Mr Macron, who on Wednesday will deliver a speech to Congress on the anniversary of the day president General Charles de Gaulle addressed a joint session of Congress in 1960, also wants to persuade Mr Trump not to immediately withdraw the 2,000 or so US troops currently operating in Syria.
As the head of a country that has had to repeatedly deal with terror attacks from Islamist extremists, he will argue that a sudden withdrawal could allow those Isis fighters still present in Syria to regroup, despite recent success in destroying their bases.
France recently joined the US and UK in attacking three targets in Syria linked to chemical weapons, following an alleged gas attack the West has accused the Syrian government of carrying out in the Damascus suburb of Douma. Syria and its ally Russia have denied there was such an attack.
“If we leave, we leave the floor to the Iranian regime, Bashar al-Assad and these guys, and they will prepare the new war. They will fuel the new terrorists,” said Mr Macron.

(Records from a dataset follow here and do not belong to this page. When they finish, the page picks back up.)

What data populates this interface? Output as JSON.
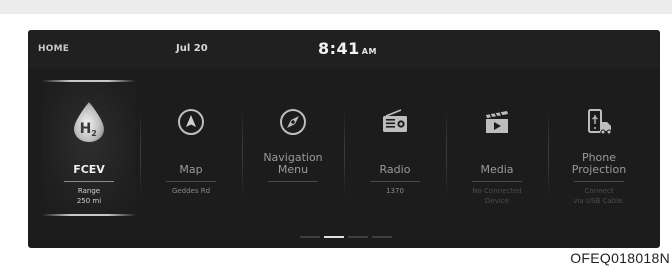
{
  "status_bar": {
    "home_label": "HOME",
    "date": "Jul 20",
    "time": "8:41",
    "ampm": "AM"
  },
  "tiles": [
    {
      "key": "fcev",
      "label_lines": [
        "FCEV"
      ],
      "icon": "hydrogen-drop-icon",
      "icon_text": "H",
      "icon_sub": "2",
      "sub_lines": [
        "Range",
        "250 mi"
      ],
      "selected": true
    },
    {
      "key": "map",
      "label_lines": [
        "Map"
      ],
      "icon": "navigation-arrow-icon",
      "sub_lines": [
        "Geddes Rd"
      ]
    },
    {
      "key": "navigation-menu",
      "label_lines": [
        "Navigation",
        "Menu"
      ],
      "icon": "compass-icon",
      "sub_lines": []
    },
    {
      "key": "radio",
      "label_lines": [
        "Radio"
      ],
      "icon": "radio-icon",
      "sub_lines": [
        "1370"
      ]
    },
    {
      "key": "media",
      "label_lines": [
        "Media"
      ],
      "icon": "clapperboard-icon",
      "sub_lines": [
        "No Connected",
        "Device"
      ],
      "sub_dim": true
    },
    {
      "key": "phone-projection",
      "label_lines": [
        "Phone",
        "Projection"
      ],
      "icon": "phone-projection-icon",
      "sub_lines": [
        "Connect",
        "via USB Cable."
      ],
      "sub_dim": true
    }
  ],
  "pager": {
    "pages": 4,
    "active": 2
  },
  "caption": "OFEQ018018N",
  "colors": {
    "screen_bg": "#1c1c1c",
    "selected_text": "#f0f0f0",
    "normal_text": "#9a9a9a"
  }
}
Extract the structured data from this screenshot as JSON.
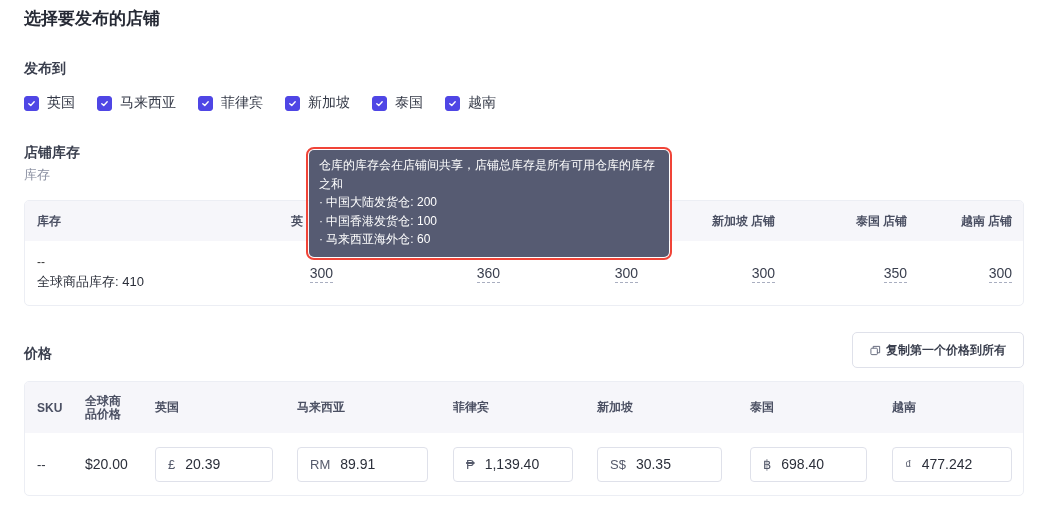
{
  "title": "选择要发布的店铺",
  "publish_to": {
    "label": "发布到",
    "options": [
      {
        "label": "英国",
        "checked": true
      },
      {
        "label": "马来西亚",
        "checked": true
      },
      {
        "label": "菲律宾",
        "checked": true
      },
      {
        "label": "新加坡",
        "checked": true
      },
      {
        "label": "泰国",
        "checked": true
      },
      {
        "label": "越南",
        "checked": true
      }
    ]
  },
  "inventory": {
    "heading": "店铺库存",
    "subheading": "库存",
    "columns": [
      "库存",
      "英",
      "新加坡 店铺",
      "泰国 店铺",
      "越南 店铺"
    ],
    "rows": [
      {
        "sku": "--",
        "global_stock": "全球商品库存: 410",
        "values": [
          "300",
          "360",
          "300",
          "300",
          "350",
          "300"
        ]
      }
    ]
  },
  "tooltip": {
    "text": "仓库的库存会在店铺间共享，店铺总库存是所有可用仓库的库存之和",
    "items": [
      "· 中国大陆发货仓: 200",
      "· 中国香港发货仓: 100",
      "· 马来西亚海外仓: 60"
    ],
    "highlighted": true
  },
  "price": {
    "heading": "价格",
    "copy_button": "复制第一个价格到所有",
    "columns": [
      "SKU",
      "全球商品价格",
      "英国",
      "马来西亚",
      "菲律宾",
      "新加坡",
      "泰国",
      "越南"
    ],
    "rows": [
      {
        "sku": "--",
        "global_price": "$20.00",
        "prices": [
          {
            "currency": "£",
            "value": "20.39"
          },
          {
            "currency": "RM",
            "value": "89.91"
          },
          {
            "currency": "₱",
            "value": "1,139.40"
          },
          {
            "currency": "S$",
            "value": "30.35"
          },
          {
            "currency": "฿",
            "value": "698.40"
          },
          {
            "currency": "₫",
            "value": "477.242"
          }
        ]
      }
    ]
  }
}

Mr Macron, whose visit will be followed later this week by one from German chancellor Angela Merkel, will also seek to persuade Mr Trump to make permanent the exemptions for the EU to recent tariffs Washington announced on steel and aluminium imports.
Adam Plowright, a Paris-based journalist and author of a recent biography of the French leader, The French Exception: Emmanuel Macron, the Extraordinary Rise and Risk, said Mr Macron will be seeking to fill the vacuum created by the withdrawal of the US from international leadership and Britain’s distraction as a result of Brexit.
“Macron is the only European leader in good standing in the White House – not Germany or Britain,” he said.
Reuters said the Iranian foreign minister, Mohammad Javad Zarif, had called on European leaders to support the nuclear deal.
“It is either all or nothing. European leaders should encourage Trump not just to stay in the nuclear deal, but more important to begin implementing his part of the bargain in good faith,” Mr Zarif wrote on Twitter.
The news agency said Mr Macron’s visit comes at a time of mounting alarm in Europe over the knock-on effect US sanctions on Russia could have on their own manufacturing industries.
French officials said Paris and other European governments were coordinating efforts to persuade Mr Trump to ease sanctions on Russia, including measures against Russian aluminium producers.
“There are concerns raised by the extraterritoriality effects of the new sets of sanctions,” it quoted one French finance ministry source as saying. “Europeans... have jointly warned the US administration about the economic impact and consequences and the need to find solutions.”